Ma chronique du 2 février dans l'émission Lumière de l'orthodoxie (textes et enregistrement), sur Radio Notre-Dame, abordait la question de l'épuisement ("burn out") dans le monde du travail et la relation à l'autre dans cette situation. En voici le texte.
« Quel avantage l’homme aura-t-il à gagner le monde entier, s’il le paie de sa vie ? », nous dit le Christ dans l’Évangile de Matthieu (16, 26). Voilà une parole qu’il est vital de méditer quotidiennement. Dans notre société, devenue surtout utilitariste, tournée vers les richesses matérielles et la performance extérieure, il importe de s’en souvenir comme d’une bouée de salut pour que nous ne perdions pas notre route véritable.
A ce propos, sans doute avez-vous lu de récentes études sur l’épuisement professionnel, ce que l’on appelle communément le « burn out ». Dernièrement, une nouvelle étude a révélé que 3 millions de Français seraient au bord du « burn out », soit pas loin de 10% des actifs, le nouveau mal du siècle selon l’hebdomadaire L’Express qui y a consacré un dossier il y a peu.

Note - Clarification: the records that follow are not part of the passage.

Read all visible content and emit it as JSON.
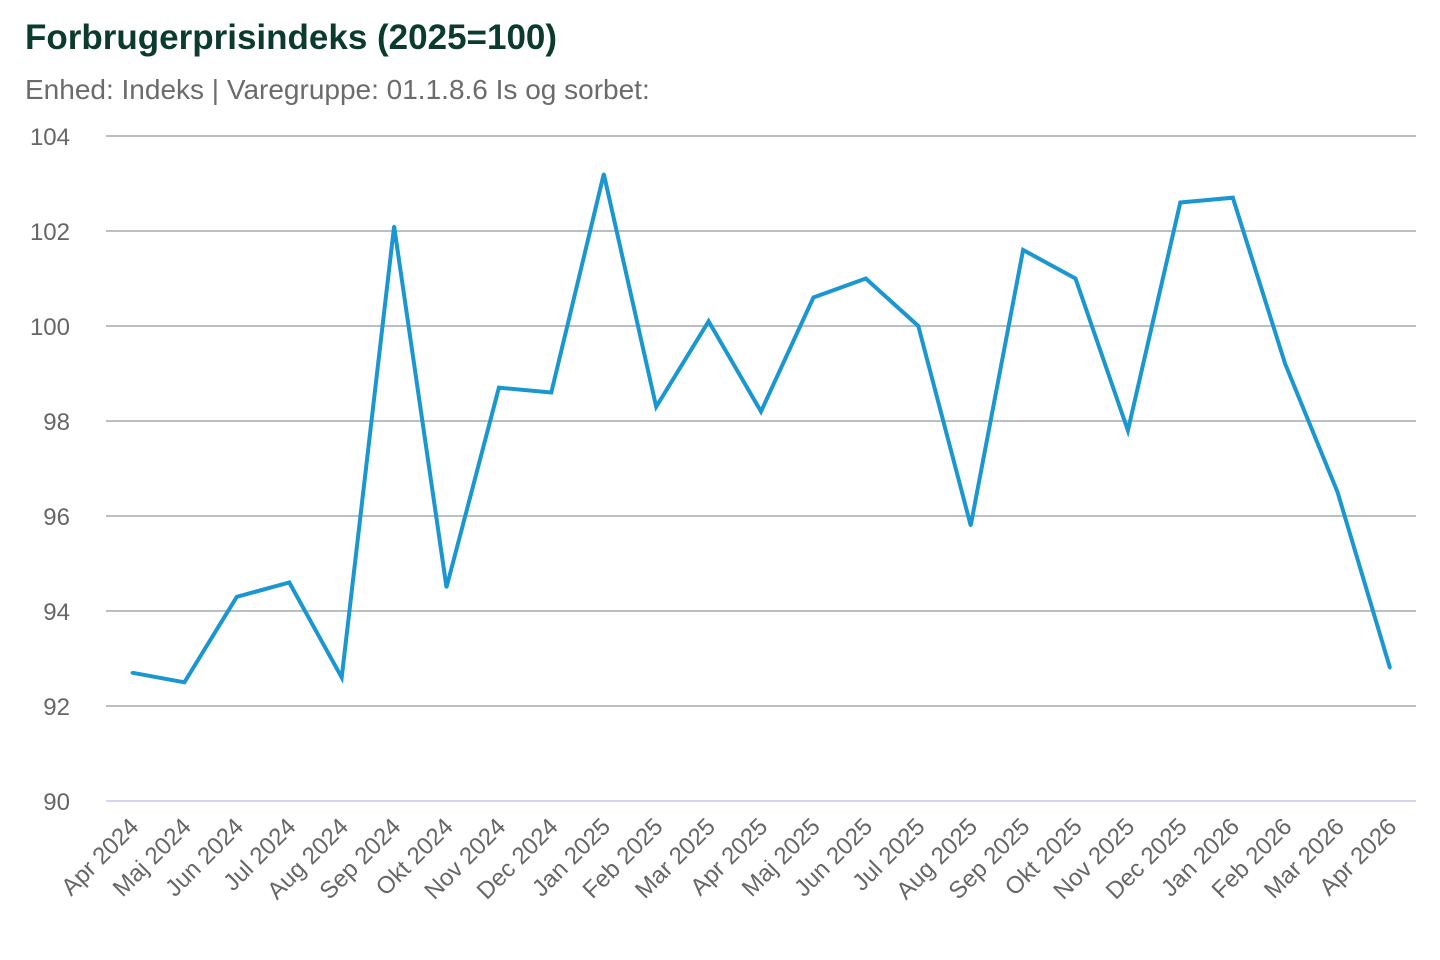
{
  "title": "Forbrugerprisindeks (2025=100)",
  "subtitle": "Enhed: Indeks | Varegruppe: 01.1.8.6 Is og sorbet:",
  "colors": {
    "line": "#1a96d0",
    "grid": "#b9bfc3",
    "baseline": "#d4d4ee",
    "title": "#0b3b2e",
    "tick": "#666666"
  },
  "chart_data": {
    "type": "line",
    "title": "Forbrugerprisindeks (2025=100)",
    "subtitle": "Enhed: Indeks | Varegruppe: 01.1.8.6 Is og sorbet:",
    "xlabel": "",
    "ylabel": "",
    "ylim": [
      90,
      104
    ],
    "yticks": [
      90,
      92,
      94,
      96,
      98,
      100,
      102,
      104
    ],
    "grid": true,
    "categories": [
      "Apr 2024",
      "Maj 2024",
      "Jun 2024",
      "Jul 2024",
      "Aug 2024",
      "Sep 2024",
      "Okt 2024",
      "Nov 2024",
      "Dec 2024",
      "Jan 2025",
      "Feb 2025",
      "Mar 2025",
      "Apr 2025",
      "Maj 2025",
      "Jun 2025",
      "Jul 2025",
      "Aug 2025",
      "Sep 2025",
      "Okt 2025",
      "Nov 2025",
      "Dec 2025",
      "Jan 2026",
      "Feb 2026",
      "Mar 2026",
      "Apr 2026"
    ],
    "series": [
      {
        "values": [
          92.7,
          92.5,
          94.3,
          94.6,
          92.6,
          102.1,
          94.5,
          98.7,
          98.6,
          103.2,
          98.3,
          100.1,
          98.2,
          100.6,
          101.0,
          100.0,
          95.8,
          101.6,
          101.0,
          97.8,
          102.6,
          102.7,
          99.2,
          96.5,
          92.8
        ]
      }
    ]
  }
}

A vrai dire, cela ne m’étonne guère, tant je le constate autour de moi dans mon milieu professionnel, celui de l’enseignement. Les charges se sont ajoutées, souvent des travaux périphériques qui conduisent à une dispersion des efforts, les pressions se sont aussi accrues. Cela, alors que par ailleurs les problèmes relationnels se sont complexifiés. Cela fait beaucoup pour tous et trop pour un bon nombre. D’où de nombreuses petites défaillances, des oublis, des coups de fatigue qui reviennent très régulièrement, et parfois de grosses et durables défaillances.
La multiplication des moyens de communication et l’utilisation obligée, sinon compulsive de ceux-ci, a augmenté de manière très importante la pression. Ainsi, pour parler de ce que je connais, je reçois des mails professionnels le soir ou encore le dimanche, alors qu’il s’agissait de moments où une coupure salutaire pouvait s’opérer pour refaire ses forces, prendre du recul et le temps de la réflexion ainsi que de l’approfondissement.
C’est à la fois un problème humain, un problème de société et aussi un problème spirituel.
Un problème humain pour chacun de nous, car le temps du ressourcement est de plus en plus rogné par une agitation constante qui épuise physiquement et psychiquement. C’est un problème relationnel. A force de courir, de chercher à tout prix des résultats, on ne voit plus les autres, ou très superficiellement. De plus, l’autre est souvent utilisé, manipulé, finalement non considéré, tout cela en raison d’objectifs qui ne respectent pas le temps humain. Qu’est-ce que devient l’autre pour nous dans ce cadre ?
C’est un problème de société. La mesure de chacun, les limites à ne pas franchir pour ne pas déséquilibrer, ne sont pas prises en compte. Aussi socialement, au lieu de construire l’on défait.
C’est enfin et d’abord un problème spirituel. La relation à l’autre est problématique ce qui, en fin de compte, nous handicape aussi. Les liens qui nous unissent sont, dans cet esprit, peu à peu coupés. Nous devenons toujours plus étrangers les uns les autres lorsque nous n’avons pas le temps de nous regarder, de nous écouter, de nous comprendre et de nous accepter, de faire un pas vers l’autre.
C’est aussi un problème spirituel pour notre propre maturation intérieure. Pour entrer dans les profondeurs de son être, là où tout se noue et se dénoue, il est indispensable d’avoir du temps, du calme, d’y orienter son attention. Le Seigneur nous l’a dit : « de tout ton cœur, de toute ton âme, de toute ta force et de toute ta pensée » (Luc 10, 27).
Il importe donc de bien avoir conscience de cette réalité présente pour ne pas s’y laisser enfermer et fermer du même coup le chemin de notre intériorité. Pour ne pas y emprisonner les autres aussi. Pour que tous nous puissions desserrer les carcans qui empêchent le véritable soleil, soleil spirituel, d’entrer et de rayonner dans nos cœurs et dans nos vies.